Mr Murdoch said: “He gave me a lovely gift: a book of his father’s sermons. My wife and his also developed a friendship and my children and his played together. For some period of time, I contributed to Mrs Brown’s charity. I certainly thought we had a warm personal relationship.”
During Mr Murdoch’s appearance in front of Lord Justice Leveson, counsel for the inquiry spent the day trying to draw out the extent of the Murdochs’ political links to government. Robert Jay QC questioned Mr Murdoch about relations between his companies and the then Conservative government in the 1980s.
When quizzed on the period during which News Corporation was looking to buy the Times and Sunday Times newspapers, Rupert Murdoch denied he had asked for preferential treatment from the then Prime Minister Margaret Thatcher: “I didn’t expect any help from her, nor did I ask for any,” he told the inquiry.
I thought it was tasteless and wrong for us, it was wrong in fact, we don’t have that sort of power. Rupert Murdoch on ‘The Sun wot won it’ headline
It was put to Mr Murdoch that he was the “power behind the throne” during Mrs Thatcher’s premiership, something he flatly denied.
Later, Mr Murdoch was asked about the famous Sun headline after the 1992 general election, “It was the Sun wot won it”.
“Did you appreciate that headline?” Robert Jay asked Mr Murdoch.
“No. Mr MacKenzie [former Sun editor Kelvin MacKenzie] said I gave him a b******ing.
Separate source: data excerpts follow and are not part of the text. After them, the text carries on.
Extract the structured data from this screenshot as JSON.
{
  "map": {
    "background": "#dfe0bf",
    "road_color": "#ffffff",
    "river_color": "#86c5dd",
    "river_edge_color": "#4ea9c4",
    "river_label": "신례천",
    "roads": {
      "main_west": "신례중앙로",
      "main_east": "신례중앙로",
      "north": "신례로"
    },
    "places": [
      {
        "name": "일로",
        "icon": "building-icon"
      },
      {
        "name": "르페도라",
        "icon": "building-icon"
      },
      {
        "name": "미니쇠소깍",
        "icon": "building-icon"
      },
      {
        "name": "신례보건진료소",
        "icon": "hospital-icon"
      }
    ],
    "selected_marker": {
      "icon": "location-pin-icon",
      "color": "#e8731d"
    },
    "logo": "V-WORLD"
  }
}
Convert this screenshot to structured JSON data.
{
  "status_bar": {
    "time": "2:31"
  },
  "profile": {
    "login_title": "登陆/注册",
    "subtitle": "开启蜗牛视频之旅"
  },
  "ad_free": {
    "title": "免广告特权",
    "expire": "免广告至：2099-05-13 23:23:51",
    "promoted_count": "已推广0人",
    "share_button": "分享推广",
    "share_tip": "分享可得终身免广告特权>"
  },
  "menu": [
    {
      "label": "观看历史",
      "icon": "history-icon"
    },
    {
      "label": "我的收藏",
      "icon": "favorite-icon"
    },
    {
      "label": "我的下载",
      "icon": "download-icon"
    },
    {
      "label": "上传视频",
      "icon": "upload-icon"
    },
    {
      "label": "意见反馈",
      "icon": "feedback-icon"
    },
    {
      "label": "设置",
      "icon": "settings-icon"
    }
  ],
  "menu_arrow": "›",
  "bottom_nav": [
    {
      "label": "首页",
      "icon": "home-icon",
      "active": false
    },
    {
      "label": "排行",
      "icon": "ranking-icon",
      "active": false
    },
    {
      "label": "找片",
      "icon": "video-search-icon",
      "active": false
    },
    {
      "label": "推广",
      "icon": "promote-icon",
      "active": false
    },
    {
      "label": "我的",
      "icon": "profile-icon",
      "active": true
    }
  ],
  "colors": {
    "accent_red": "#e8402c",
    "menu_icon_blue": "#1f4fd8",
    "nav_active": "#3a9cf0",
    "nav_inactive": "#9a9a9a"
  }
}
I thought it was tasteless and wrong for us, it was wrong in fact, we don’t have that sort of power.”
Read more: James Murdoch’s testimony to the Leveson Inquiry
Regarding his relationship with Tony Blair, Mr Murdoch told the inquiry: “Mr Blair did not expressly request our support in 1995, 1997 or any other election, but he was a politician and I had no doubt that he would welcome the support of our newspapers and our readers.”
Mr Blair is godfather to Mr Murdoch’s daughter Grace and attended her christening on the banks of the river Jordan.
Rupert Murdoch’s ties to David Cameron and the Conservative party were also explored. He said he was “extremely impressed” by Mr Cameron the first time he met him, especially the way he treated his children.
But Mr Murdoch risked criticism by referring to the prime minister’s late son Ivan, who suffered from severe epilepsy and cerebral palsy and died in 2009, as “retarded”.
“I first met him once or even twice at family picnics, at weekends at my daughter’s house in the grounds of Blenheim Castle, where he came with my family.
“We were over-run by children, there were no politics, but I was extremely impressed at the kindness and feeling he showed to his children and particularly to his retarded son.”
Despite these remarks, Mr Murdoch maintained he “doesn’t know many politicians”. He also denied that his business interests affect his newspapers’ coverage during elections.
He is due to return to complete his testimony on Thursday.